In his recent article for the Tennessee Law Review, Dr. Jacobs lays out two reasons why the Supreme Court may come to realize that the facts have changed. The first reason is that while “[t]he Court in Roe recognized that states have an ‘important and legitimate’ interest in protecting life, ” the Court was “uncertain” whether life began at conception so it selected viability as an arbitrary dividing line. Today, however, the fact that life begins at conception is scientifically proven.
In 2019, Dr. Jacobs released a study that proved this point. 96% of 5,577 biologists around the world affirm that life undoubtedly begins at conception. Even though 85% of these biologists identify as “pro-choice,” they don’t deny the truth that human life really does begin at conception.
The second reason the courts may find that the facts have changed is that “[t]he Roe Court suggested that ‘the law has been reluctant to endorse any theory that life, as we recognize it, begins before live birth.’”

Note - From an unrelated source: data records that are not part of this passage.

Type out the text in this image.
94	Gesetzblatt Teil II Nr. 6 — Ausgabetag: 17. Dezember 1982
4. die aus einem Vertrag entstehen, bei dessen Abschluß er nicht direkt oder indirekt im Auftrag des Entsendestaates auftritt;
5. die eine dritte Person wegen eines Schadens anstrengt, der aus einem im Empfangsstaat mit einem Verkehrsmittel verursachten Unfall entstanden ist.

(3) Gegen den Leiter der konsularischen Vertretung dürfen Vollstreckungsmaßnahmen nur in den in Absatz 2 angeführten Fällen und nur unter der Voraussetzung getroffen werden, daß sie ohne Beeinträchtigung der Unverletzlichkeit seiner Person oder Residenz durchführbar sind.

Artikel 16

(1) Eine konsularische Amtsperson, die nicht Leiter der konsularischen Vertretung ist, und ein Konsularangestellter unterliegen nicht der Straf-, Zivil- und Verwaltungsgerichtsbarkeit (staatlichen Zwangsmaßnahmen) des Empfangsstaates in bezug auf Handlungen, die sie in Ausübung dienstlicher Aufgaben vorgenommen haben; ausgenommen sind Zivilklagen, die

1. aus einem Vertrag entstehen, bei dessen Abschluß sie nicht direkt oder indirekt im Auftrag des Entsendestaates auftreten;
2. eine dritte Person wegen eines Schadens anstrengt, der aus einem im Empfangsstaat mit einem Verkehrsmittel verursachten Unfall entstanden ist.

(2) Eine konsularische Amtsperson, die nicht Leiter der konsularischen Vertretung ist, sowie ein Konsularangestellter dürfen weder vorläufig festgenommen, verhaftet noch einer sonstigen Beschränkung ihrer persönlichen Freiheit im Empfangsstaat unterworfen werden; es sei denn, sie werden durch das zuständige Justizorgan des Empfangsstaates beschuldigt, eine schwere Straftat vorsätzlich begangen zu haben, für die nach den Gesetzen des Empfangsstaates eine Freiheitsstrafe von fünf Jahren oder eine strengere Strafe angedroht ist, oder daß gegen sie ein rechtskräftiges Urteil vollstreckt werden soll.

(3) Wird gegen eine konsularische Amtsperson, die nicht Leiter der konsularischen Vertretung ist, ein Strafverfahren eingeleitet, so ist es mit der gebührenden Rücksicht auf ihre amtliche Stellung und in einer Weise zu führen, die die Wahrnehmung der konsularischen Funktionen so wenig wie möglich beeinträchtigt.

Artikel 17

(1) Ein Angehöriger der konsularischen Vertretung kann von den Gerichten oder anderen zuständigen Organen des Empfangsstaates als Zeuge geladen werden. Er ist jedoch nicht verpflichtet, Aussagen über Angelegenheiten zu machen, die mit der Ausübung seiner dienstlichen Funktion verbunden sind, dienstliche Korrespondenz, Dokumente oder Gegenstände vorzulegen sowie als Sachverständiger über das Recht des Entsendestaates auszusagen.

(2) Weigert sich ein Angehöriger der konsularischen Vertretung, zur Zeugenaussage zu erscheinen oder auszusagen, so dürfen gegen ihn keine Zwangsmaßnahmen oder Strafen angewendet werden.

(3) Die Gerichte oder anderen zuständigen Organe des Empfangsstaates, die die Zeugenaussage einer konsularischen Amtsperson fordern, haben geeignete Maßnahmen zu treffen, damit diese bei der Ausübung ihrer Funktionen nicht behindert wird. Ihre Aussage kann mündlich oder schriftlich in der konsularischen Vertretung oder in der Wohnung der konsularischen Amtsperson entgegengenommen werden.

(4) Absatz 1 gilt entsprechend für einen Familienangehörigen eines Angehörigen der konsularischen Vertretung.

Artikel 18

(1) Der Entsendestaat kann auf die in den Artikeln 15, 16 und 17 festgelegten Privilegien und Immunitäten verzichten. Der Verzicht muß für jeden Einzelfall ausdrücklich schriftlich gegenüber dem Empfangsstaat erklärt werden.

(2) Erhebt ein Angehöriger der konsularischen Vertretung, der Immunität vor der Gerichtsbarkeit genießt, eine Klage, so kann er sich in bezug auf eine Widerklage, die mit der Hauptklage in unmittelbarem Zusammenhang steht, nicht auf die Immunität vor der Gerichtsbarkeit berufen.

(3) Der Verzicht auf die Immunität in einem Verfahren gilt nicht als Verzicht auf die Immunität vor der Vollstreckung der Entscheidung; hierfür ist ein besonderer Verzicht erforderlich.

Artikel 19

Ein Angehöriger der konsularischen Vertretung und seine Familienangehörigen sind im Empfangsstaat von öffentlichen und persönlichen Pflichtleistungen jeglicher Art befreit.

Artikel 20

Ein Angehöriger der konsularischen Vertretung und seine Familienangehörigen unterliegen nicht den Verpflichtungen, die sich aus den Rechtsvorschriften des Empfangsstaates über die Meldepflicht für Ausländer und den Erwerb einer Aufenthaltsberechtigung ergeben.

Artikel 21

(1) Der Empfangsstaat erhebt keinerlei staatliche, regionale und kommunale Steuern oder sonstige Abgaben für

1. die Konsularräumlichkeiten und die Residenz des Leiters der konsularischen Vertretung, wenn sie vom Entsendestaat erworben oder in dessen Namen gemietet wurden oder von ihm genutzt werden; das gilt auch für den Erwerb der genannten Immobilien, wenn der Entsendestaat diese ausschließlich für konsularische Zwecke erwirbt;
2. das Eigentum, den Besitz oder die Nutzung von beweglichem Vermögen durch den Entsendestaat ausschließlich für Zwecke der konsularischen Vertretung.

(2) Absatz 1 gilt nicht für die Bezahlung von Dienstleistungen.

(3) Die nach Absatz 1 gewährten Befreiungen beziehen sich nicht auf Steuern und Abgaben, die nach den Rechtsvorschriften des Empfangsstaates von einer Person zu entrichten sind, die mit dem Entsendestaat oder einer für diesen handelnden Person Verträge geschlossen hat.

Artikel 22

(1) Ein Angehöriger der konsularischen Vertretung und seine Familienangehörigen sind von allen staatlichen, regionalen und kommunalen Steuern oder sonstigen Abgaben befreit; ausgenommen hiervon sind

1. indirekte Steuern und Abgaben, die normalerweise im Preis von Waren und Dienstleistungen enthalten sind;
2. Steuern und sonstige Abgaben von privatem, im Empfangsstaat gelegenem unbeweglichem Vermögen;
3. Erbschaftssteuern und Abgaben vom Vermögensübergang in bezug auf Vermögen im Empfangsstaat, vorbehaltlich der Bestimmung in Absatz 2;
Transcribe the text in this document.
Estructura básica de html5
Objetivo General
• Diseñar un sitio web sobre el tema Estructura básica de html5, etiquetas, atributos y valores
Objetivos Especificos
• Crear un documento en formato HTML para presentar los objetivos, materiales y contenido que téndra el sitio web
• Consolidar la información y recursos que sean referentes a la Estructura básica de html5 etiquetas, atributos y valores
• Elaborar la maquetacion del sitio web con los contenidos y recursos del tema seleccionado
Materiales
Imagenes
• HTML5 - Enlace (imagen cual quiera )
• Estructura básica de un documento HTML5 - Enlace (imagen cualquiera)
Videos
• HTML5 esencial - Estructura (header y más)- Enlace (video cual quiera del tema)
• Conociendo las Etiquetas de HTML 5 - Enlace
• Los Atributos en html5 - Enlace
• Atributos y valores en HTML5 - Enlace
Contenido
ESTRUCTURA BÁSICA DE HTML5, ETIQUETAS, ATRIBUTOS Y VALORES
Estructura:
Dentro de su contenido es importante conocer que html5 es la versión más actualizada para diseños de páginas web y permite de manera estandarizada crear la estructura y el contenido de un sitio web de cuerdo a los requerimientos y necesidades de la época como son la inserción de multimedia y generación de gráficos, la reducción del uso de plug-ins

Today, Dr. Jacobs identifies at least eight different instances where the states do indeed protect life before birth. For example, a majority of states have fetal homicide laws that charge people with homicide and murder if they cause a woman to lose her pregnancy and her preborn child, from fertilization until birth.
Dr. Jacobs essentially argues that supporters of abortion who claim we should follow precedent are merely focusing on the wrong precedent. While Roe’s viability standard was based on the Court’s uncertainty on when life begins and states’ reluctance to protect preborn humans, Brown stands for the fundamental principle that courts must update a holding when new information shows that the holding was based on outdated, incorrect information.
“The Court should follow the science and the precedent of Brown,” Dr. Jacobs claims. “It should finally overturn its incorrect, obsolete viability standard and stop infringing on states’ 10th Amendment right, and 14th Amendment duty, to protect all humans throughout their lives, from fertilization until natural death.”